This week the Central Bank published the latest data on repossessions and mortgage arrears for the period to the end of June 2011, which showed that 7.2 per cent (55,763) of private residential mortgage accounts are in arrears for more than 90 days.
At the end of March 2011, 49,609 accounts (6.3 per cent of the total) were in arrears, which shows a gradual increase for the June figures.
The figures also show a total stock of 69,837 residential mortgage accounts that were categorised as restructured at the end of June 2011. Of this total, 39,395 (56 per cent) are not in arrears and are performing as per the restructured arrangement. However, the balance of restructured accounts, (30,442 approximately 44 per cent), have arrears of varying degrees. This means that 95,158 accounts are either in arrears for more than 90 days, or have been restructured and are not in arrears as at the end of June 2011.
During the second quarter to the end of June 2011, mortgage lenders applied to the courts to commence proceedings to enforce the debt/security on a mortgage in 209 cases.
The Director of Consumer Protection, Mr Bernard Sheridan, has encouraged consumers struggling with mortgage repayments to make contact with their lender as early as possible so as to avail of the Central Bank’s revised Code of Conduct on Mortgage Arrears. He said: "The earlier you make contact with your lender, the more likely you are to come to a manageable solution. The figures at the end of June 2011 show that lenders have agreed arrangements with their customers on almost 70,000 accounts."
Money Advice and Budgeting Service (MABS)
Mr Michael Culloty, Nation Social Policy and Communications Officer for the MABS, said that up to 50 per cent of the people coming to them now have mortgage issues.
“It may not be the reason for them approaching us in the first place, it may be an electricity or gas bill. Very often people approach us when the most pressure is being placed on them, so if there is a disconnection then they will come to try and resolve that.”
According to Mr Culloty, in 2008 around 25 per cent of people contacting the MABS had mortgages, and prior to that it was even less. “This is kind of a new phenomenon for us…we have always dealt with mortgage debt but now it is with greater volumes, and the complexity of the issues are greater,” said Mr Culloty.

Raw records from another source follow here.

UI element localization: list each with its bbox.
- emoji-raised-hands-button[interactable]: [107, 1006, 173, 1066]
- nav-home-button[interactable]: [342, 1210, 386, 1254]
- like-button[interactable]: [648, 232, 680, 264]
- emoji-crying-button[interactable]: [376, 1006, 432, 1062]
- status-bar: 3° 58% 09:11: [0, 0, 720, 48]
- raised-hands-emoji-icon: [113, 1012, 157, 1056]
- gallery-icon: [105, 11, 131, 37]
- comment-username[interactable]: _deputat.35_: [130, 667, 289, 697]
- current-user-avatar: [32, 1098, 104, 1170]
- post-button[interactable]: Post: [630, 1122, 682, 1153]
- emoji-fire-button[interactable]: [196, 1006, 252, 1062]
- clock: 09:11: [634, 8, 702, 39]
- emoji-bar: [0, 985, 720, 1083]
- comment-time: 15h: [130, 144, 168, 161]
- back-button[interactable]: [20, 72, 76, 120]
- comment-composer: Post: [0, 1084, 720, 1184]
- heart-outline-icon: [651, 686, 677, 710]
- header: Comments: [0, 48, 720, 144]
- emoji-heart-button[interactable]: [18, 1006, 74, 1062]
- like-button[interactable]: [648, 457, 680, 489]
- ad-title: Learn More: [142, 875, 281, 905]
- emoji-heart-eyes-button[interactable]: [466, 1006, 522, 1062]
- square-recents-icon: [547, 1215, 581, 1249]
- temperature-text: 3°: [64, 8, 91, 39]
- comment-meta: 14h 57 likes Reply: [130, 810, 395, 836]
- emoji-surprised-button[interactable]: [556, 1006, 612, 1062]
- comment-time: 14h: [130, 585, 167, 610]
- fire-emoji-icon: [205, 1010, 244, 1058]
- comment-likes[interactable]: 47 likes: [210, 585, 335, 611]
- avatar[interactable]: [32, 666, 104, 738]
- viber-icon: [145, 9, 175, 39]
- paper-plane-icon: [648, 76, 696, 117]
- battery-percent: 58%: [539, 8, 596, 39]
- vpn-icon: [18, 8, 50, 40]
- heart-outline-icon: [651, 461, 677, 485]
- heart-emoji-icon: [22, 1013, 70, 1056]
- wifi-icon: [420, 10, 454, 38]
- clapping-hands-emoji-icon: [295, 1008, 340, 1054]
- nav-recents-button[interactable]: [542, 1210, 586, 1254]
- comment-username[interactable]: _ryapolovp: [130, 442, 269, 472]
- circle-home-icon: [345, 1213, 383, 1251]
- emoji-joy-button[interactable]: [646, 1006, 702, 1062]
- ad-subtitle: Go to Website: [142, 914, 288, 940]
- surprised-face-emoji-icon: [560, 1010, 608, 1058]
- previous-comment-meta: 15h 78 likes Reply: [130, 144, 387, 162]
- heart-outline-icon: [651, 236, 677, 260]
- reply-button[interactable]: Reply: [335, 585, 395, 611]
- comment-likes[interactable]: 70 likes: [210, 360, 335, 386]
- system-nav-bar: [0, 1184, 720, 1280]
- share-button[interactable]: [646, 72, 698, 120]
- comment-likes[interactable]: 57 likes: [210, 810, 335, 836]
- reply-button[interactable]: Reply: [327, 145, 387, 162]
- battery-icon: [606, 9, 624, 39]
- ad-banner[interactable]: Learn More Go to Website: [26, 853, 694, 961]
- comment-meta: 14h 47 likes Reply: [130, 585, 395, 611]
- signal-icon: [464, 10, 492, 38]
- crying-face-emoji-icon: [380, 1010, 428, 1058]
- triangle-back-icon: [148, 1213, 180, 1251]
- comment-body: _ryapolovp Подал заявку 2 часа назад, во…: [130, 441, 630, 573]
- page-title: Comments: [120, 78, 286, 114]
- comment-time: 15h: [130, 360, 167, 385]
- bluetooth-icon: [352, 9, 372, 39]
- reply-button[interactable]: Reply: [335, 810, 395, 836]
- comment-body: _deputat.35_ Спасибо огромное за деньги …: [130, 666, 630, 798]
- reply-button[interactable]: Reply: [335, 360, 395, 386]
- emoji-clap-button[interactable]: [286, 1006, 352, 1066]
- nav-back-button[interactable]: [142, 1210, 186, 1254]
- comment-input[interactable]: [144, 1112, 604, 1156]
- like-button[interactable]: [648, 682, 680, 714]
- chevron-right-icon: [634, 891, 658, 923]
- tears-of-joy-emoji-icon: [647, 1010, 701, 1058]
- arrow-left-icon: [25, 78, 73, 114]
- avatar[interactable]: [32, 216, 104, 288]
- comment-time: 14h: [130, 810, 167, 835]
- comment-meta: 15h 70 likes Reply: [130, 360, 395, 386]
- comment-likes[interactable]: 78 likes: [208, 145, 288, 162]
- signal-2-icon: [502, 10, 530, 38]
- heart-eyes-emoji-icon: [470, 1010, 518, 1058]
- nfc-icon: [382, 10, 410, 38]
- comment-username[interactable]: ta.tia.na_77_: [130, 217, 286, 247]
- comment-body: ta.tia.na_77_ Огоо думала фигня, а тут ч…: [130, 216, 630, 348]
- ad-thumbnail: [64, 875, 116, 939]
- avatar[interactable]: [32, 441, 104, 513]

With respect to what kind of help MABS are able to provide, Mr Culloty said: “A lot of people are able to help themselves because they would have been in good jobs before they came to the situation they are finding themselves in now, through unemployment, or reduced income. We are advising everyone to talk to their mortgage supplier.” He said that the MABS could also enter into that process on the borrowers behalf if requested to do so.
For many, the payment of their mortgage is their priority, and they may therefore run short in other areas of finance. With respect to this phenomenon, Mr Culloty said: “We encourage people to get in touch with their mortgage supplier and to make out their standard financial statements, in that way they will be indicating to the mortgage supplier how much they need to retain for ordinary basic living conditions, and also how much they can afford to pay towards their mortgage in the medium term.
“Income retention is something that is very important. We feel that not enough people are giving enough attention to that, not just from the debtors point of view but also from the creditors point of view…some creditors may be wanting to extract as much as possible without due recognition of what is needed to be retained by a family in order to exist,” said Mr Culloty.
The Irish Banking Federation (IBF) says that the increase in arrears figures is “the expected outcome of a deteriorating economic situation for some borrowers, and it illustrates that mainstream lenders are working responsibly with their customers to manage the situation where the basis for doing so exists.”
“These latest official figures show that IBF members are effectively applying the statutory Code of Conduct on Mortgage Arrears, the Standard Financial Statement and other voluntary measures to work constructively with customers in difficulty,” said Pat Farrell, IBF Chief Executive. “As a result, the figure that we would expect to see increasing – namely the number of restructured mortgages – is doing just that. And this is where the focus of IBF member institutions will most usefully remain.”
Speaking on NewsTalk radio this week, Mr Farrell ruled out debt forgiveness as a possible solution to the mortgage arrears issues seen to date. He said that he did not believe that debt forgiveness was a solution: “We think that it would cause much more problems than it would solve,” he said. He believes that the deferred interest scheme will help in this area.